Son oncle José, accoudé au bar, se souvient du temps sous Franco où «il n’y avait ici que des Espagnols». «Les immigrés devraient juste venir ici pour travailler et repartir chez eux l’hiver et pas être payés plus que nous à ne rien faire», estime-t-il. Alors que Fernando maugrée contre les aides données aux travailleurs étrangers et les impôts réclamés aux Espagnols, un automobiliste passe en hurlant «Viva España!» par la fenêtre de son 4×4, à la vue du drapeau.

«Je n’arrive pas à me sentir espagnole ici, parce qu’on ne me fait pas sentir que je le suis, explique un peu plus loin Michelle, lycéenne à El Ejido. Je suis née aux Canaries, mes parents sont venus de Guinée-Bissau vivre en Espagne dans les années 1990. On parle parfois de multiculturalisme. Mais ici, tout le monde est raciste! Les gens ont voté pour Vox à cause de l’immigration, mais personne ne pense à ses causes. Qui veut mourir en mer et quitter sa famille? À El Ejido, les Noirs et les Maghrébins s’entendent bien d’un côté; les Espagnols sont de l’autre, avec un air supérieur, explique-t-elle.
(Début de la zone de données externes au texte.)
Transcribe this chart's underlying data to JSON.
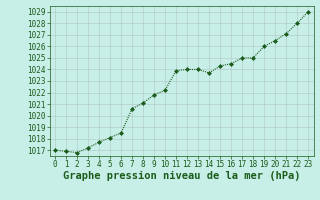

Si je garde ma coupe afro, j’entends des “retourne dans ton pays!” Mais mon pays, c’est ici», explique la jeune femme qui rêve d’intégrer la police nationale. «Même si on me dit que ça risque d’être compliqué en étant noire», ajoute-t-elle, avant de conclure, comme pour s’en convaincre: «De toute façon, Vox ne pourra pas gouverner.»

Le parti a d’ores et déjà joué le faiseur de rois jeudi 27 décembre: ses voix ont permis à la candidate de Ciudadanos (centre droit), Marta Bosquet, d’être élue présidente du Parlement, et en échange l’un des députés Vox, Manuel Gaviria, est devenu l’un des six membres du bureau de l’assemblée régionale à Séville [dont a été exclu, illégalement, un·e représentant de la fraction parlementaire Adelante Andalucía: coalition entre Podemos et Izquierda Unida; Vox dispose de 12 sièges au parlement andalou contre 17 pour Adelante Andalucía. Réd. A l’Encontre]. La présidence de la région devrait revenir au leader du PP Juan Manuel Moreno à la mi-janvier, mais là encore il faudra l’appui de Vox, qui compte bien faire monter les enchères.

Le parti ne compte pas s’arrêter là : il vise les scrutins de l’an prochain, les municipales et les européennes, ainsi que de possibles législatives. «Ils sont là pour durer car il y a un espace vacant à droite, au-delà de Ciudadanos et du PP. Et les deux tiers de leur électorat viennent du PP, qui a le plus à craindre, confirme Juan Montabes Pereira. C’est un phénomène de réorganisation idéologique de la droite. Et une forme de “normalisation européenne”». (Pour information, article publié en date du 31 décembre 2018 dans le quotidien Le Figaro)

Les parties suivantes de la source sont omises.